For these flying dynamos, getting ready for this epic journey means storing the fat needed to fuel their southward flight away from backyards across North America. These tiny birds may visit 1,500 flowers in a single day trying to put on weight as quickly as possible.
The main sources of food are nectar gleaned from flowers, small soft-bodied invertebrates as well as the sugar water we offer them at feeders hanging in our backyards. Since drought conditions across much of the state have resulted in a paucity of nectar-laden wildflowers this year, nectar will be in short supply this summer. This forces the birds to look to the flowering plants and hummingbird bird feeders located in our backyards for a readily available source of energy.
The folks that will host the most hummingbirds at this time of the year are those that had the foresight to incorporate a variety of nectar-bearing flowers into their landscape design to go along with feeders filled with fresh nectar. If you failed to plant flowers for hummingbirds this past spring, make a mental note to do so next year.
Meanwhile offer your hummingbird visitors plenty of nectar. Begin by hanging up one or two feeders. Add additional feeders as the number of diners at your backyard cafe increase. Make sure there is always plenty of food for the birds. If you plan on going on vacation, ask a neighbor to monitor and refill feeders as needed. This will help ensure an explosion of ruby-throated hummingbirds will be patrolling your feeders long after the fireworks of this Independence Day have faded away.

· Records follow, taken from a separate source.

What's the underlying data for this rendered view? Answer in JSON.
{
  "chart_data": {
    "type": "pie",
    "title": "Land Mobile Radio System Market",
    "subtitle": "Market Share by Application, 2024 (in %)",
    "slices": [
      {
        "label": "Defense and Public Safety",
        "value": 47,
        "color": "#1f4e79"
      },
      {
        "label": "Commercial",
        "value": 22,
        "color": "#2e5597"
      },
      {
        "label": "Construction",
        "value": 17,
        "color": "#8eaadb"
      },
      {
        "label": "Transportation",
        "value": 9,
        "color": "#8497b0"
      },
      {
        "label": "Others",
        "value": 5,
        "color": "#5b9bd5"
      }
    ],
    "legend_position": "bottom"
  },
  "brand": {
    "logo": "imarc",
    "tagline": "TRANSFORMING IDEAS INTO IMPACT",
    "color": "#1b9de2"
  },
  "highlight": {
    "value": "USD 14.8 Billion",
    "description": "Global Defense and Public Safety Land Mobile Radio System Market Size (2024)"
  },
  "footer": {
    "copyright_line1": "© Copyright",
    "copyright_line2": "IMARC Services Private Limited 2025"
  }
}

One of the most fascinating animal behaviors can you see in your backyard is the display flight of the male ruby-throated hummingbird.
Over the years, I have been fortunate to witness this fete on a number of occasions. However, until last week I had never observed it three separate times in a matter of a couple of days.
This acrobatic maneuver is unmistakable. The male will repeatedly fly to and fro in a wide U-shaped arc. Often the male is so adept at retracing the path of his previous arc it appears he is coursing along an unseen track.
At times, the bottom of the arc brings the male so close to the head of a perched female you are convinced he is going to collide with her. As he approaches the seemingly unperturbed object of his affection, the buzzing sound created by the air passing through his tail and wing feathers becomes appreciably louder. This dramatic display is designed to convince the female he is a suitable suitor. However, the only time she gives him the time of day is during a handful of days prior to her laying a clutch of two eggs.
After I enjoyed the sight of a male rubythroat engaged in an aerial display, I related the story to my wife. She said she had never been lucky enough to see the display. Remarkably the very next day, while we were both standing on our deck a male suddenly appeared and performed the aerial fete in front of us. In fact, one side of the U-shaped arc was so close to our heads I thought he was going to collide with us.
A couple of days later my daughter was standing on the deck with us when she suddenly exclaimed, “What is that hummingbird doing?” I looked up and could not believe my eyes–a male rubythroat was once again engaged in a display flight.
Observing three ruby-throated hummingbird aerial displays and being able to be with my wife and daughter when they both witnessed their first courtship displays is something I will never forget; this is backyard wildlife watching at its best.